Years before sheriff’s deputy Sean Grayson gunned down Sonya Massey in her own home, he had been discharged from the Army for serious misconduct and had a history of driving under the influence, records show.
He also failed to obey a command while working for another sheriff’s office in Illinois and was told he needed “high stress decision making classes,” the agency’s documents reveal.
Grayson, who was a Sangamon County sheriff’s deputy before he was fired and charged with murder, responded to a report of a prowler at Massey’s home July 6. Bodycam footage from another deputy showed Massey saying she rebuked Grayson, and Grayson responded by threatening the 36-year-old. The exchange ended with Grayson shooting Massey and failing to render aid.
I certainly can’t argue with your lived experience, but I hope you’ll appreciate that from my point of view it’s an anecdote, even though I don’t doubt your sincerity, nor the accuracy of your statement.
I agree with all of this, but combined with the information in the OP, what we can do, rather than blame that cop for their own mental health struggles (although I do blame a person with those kinds of anger control issues for choosing a career where they need to decide whether to kill people or not), I think there must be, should be, and should always have been actual consequences not only for the cop who pulled the trigger, but for the folks who hired and retained him.

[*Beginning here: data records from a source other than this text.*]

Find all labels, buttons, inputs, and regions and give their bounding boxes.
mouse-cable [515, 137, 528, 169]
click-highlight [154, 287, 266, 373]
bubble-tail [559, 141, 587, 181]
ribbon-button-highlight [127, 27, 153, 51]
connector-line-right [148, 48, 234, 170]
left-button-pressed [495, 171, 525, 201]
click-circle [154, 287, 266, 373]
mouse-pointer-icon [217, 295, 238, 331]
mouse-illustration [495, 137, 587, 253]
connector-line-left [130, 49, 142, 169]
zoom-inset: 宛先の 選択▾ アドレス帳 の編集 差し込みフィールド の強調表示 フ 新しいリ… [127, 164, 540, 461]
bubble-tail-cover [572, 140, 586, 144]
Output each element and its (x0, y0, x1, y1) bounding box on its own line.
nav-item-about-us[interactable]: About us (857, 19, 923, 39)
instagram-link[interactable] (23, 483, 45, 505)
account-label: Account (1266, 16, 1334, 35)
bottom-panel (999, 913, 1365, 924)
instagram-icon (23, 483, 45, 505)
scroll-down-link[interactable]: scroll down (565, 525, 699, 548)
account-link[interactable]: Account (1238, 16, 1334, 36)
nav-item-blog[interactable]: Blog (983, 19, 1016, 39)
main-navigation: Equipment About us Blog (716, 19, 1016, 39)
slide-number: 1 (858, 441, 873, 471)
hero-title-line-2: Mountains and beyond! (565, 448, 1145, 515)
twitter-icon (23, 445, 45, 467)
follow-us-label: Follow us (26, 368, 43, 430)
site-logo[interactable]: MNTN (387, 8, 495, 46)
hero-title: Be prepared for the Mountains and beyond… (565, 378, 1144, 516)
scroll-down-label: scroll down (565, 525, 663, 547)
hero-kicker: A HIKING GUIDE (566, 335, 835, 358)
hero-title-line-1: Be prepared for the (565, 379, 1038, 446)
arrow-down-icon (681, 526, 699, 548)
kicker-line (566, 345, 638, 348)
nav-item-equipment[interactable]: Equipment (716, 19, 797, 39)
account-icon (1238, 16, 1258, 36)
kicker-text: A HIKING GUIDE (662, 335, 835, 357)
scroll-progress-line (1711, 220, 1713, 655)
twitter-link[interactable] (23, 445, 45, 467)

And if the answer is “for this reason or that they didn’t have knowledge of all those details” - then THAT problem can be the first one that supposed well meaning police solve if they want to start building some faith that they actually want to solve these problems as badly as us potential targets do.
The post you originally replied to is the closest I’ve ever come to actually saying it, but although I usually refuse to even get that close, I will distill down a somewhat famous Chris Rock skit to only its punchline. I may not walk around saying ACAB, but I understand.